Data-driven discovery of dimensionless numbers for extreme flow

Extreme climate events (e.g., extreme rainfall and glacier melting) in alpine areas can result in significant runoff or mass movements (e.g., flash floods and debris flows) that pose substantial threats to human life and infrastructure downstream. However, due to sparse measurements, understanding the sediment transport mechanisms that control these processes still needs to be completed. Scaling laws and dimensionless numbers provide valuable insights into complex physical systems and processes. Several dimensionless numbers (e.g., Einstein number and Savage number) have been proposed to investigate the relative importance of different sediment transport-related stresses for different systems or processes.

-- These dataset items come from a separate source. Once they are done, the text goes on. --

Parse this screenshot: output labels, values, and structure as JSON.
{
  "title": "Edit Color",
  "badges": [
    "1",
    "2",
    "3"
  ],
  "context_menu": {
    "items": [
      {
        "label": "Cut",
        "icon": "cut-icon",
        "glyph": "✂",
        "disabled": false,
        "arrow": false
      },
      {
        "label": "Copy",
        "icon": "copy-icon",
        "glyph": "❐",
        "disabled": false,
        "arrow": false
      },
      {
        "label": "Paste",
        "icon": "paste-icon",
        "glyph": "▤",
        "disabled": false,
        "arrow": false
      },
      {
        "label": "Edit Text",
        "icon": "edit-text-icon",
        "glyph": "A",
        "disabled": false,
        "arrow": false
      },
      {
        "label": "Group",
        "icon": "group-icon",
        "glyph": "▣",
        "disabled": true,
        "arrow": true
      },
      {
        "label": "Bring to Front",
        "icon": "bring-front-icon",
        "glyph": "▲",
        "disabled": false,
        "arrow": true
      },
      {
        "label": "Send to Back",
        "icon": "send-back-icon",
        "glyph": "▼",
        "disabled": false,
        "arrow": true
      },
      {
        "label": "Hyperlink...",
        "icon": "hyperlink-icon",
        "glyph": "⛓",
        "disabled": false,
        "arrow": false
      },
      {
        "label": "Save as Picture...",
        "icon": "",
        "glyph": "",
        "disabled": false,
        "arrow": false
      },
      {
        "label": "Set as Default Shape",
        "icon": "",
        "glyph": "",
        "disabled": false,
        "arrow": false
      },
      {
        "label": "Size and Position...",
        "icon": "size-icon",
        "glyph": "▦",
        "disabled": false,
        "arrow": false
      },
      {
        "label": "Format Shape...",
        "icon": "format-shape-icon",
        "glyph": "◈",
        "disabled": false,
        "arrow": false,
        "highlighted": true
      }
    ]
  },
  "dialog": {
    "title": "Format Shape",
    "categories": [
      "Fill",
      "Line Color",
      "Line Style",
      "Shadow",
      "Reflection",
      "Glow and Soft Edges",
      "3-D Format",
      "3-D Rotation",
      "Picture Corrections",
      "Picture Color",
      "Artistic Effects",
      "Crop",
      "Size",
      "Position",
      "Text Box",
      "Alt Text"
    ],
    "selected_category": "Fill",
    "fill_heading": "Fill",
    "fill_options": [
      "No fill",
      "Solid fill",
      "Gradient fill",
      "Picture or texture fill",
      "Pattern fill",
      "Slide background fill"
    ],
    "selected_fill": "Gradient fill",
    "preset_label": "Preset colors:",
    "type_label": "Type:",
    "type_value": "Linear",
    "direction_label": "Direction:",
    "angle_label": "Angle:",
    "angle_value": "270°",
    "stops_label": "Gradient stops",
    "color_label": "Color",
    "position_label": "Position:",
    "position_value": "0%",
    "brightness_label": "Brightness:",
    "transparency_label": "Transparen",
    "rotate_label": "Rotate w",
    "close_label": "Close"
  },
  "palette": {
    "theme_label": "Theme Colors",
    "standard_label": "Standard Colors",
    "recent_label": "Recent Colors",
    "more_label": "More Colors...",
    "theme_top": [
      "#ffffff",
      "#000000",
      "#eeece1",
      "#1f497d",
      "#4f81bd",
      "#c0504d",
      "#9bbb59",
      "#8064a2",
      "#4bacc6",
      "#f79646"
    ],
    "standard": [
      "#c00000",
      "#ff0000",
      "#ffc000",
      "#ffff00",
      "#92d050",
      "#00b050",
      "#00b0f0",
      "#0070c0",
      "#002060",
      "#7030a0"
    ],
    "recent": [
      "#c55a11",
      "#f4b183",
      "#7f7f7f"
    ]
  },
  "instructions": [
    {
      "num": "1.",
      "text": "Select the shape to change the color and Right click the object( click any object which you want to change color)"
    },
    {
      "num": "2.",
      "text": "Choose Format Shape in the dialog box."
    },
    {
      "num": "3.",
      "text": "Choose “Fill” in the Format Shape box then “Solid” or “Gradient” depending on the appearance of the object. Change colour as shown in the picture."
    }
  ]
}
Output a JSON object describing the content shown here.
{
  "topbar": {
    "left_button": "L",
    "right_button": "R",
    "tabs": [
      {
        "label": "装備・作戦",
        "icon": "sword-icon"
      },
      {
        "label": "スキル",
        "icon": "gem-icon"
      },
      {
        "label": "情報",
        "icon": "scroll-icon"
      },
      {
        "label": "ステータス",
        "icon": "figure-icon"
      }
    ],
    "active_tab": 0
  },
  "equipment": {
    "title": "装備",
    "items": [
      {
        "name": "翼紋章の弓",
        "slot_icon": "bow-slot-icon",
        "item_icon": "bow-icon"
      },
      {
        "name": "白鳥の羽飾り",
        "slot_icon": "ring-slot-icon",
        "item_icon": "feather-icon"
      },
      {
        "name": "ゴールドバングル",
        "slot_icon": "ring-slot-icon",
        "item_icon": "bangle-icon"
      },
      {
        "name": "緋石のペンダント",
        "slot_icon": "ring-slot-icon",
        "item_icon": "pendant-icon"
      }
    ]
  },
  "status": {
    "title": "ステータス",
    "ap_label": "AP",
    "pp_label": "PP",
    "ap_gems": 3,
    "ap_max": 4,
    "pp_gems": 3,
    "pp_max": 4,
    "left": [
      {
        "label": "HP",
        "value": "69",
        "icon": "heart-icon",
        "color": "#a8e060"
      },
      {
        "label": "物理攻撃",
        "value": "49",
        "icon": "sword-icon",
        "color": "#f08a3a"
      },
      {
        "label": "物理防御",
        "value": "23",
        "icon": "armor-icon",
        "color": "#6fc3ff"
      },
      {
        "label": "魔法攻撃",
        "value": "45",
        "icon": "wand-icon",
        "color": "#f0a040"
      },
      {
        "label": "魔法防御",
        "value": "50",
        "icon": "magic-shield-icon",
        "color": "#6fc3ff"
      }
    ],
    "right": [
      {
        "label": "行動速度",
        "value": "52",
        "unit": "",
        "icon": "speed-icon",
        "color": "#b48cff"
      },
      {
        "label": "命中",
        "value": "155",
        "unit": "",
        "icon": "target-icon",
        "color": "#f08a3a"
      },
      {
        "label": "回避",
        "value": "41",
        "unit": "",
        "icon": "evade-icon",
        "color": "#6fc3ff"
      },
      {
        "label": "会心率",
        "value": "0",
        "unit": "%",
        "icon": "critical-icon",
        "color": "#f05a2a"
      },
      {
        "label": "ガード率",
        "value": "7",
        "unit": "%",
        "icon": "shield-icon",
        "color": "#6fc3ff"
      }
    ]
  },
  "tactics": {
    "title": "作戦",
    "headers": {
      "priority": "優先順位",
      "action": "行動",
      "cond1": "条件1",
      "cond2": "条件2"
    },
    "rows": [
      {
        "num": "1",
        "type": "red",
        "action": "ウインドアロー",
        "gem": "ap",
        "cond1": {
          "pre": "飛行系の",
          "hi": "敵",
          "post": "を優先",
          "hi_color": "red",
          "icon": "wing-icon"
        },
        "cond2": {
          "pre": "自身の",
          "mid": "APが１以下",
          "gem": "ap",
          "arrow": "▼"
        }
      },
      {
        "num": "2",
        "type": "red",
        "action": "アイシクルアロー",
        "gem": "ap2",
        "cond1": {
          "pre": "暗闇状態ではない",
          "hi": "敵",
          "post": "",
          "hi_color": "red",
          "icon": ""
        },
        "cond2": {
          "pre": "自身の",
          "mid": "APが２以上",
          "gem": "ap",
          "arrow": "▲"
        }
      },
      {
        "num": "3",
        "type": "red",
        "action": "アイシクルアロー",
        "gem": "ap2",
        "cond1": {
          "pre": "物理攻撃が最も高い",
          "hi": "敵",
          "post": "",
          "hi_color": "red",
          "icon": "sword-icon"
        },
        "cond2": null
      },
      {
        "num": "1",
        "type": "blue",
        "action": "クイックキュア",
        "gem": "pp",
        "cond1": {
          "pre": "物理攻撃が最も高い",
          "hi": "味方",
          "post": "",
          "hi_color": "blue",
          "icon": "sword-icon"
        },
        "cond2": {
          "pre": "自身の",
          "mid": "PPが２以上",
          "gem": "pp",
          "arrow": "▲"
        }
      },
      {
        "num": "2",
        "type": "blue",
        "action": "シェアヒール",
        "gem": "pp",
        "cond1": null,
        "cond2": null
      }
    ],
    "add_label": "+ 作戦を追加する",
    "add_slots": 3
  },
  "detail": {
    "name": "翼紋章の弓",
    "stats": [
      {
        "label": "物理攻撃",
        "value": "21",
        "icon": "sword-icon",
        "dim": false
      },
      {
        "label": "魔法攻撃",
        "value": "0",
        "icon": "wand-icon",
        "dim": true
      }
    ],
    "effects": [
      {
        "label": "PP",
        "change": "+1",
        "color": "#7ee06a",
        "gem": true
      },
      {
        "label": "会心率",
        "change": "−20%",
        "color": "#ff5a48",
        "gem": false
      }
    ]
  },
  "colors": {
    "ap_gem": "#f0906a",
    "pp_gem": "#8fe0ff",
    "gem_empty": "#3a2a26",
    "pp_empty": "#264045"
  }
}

In this study, we propose a new data-driven approach that embeds the principle of dimensional analysis in an unsupervised machine learning scheme to discover the best combination of dimensionless numbers that can describe sediment transport mechanisms in torrent processes. We reduce high-dimensional parameter spaces (12 dimensions) to descriptions involving only a few (about 3-4) physically interpretable dimensionless numbers. Using a unique field dataset, we demonstrate this idea to investigate the transition in different transport mechanisms. The result is generally applicable criteria that can improve existing classification models and aid in developing appropriate hazard assessments in mountainous regions based on scarce hydrologic measurements.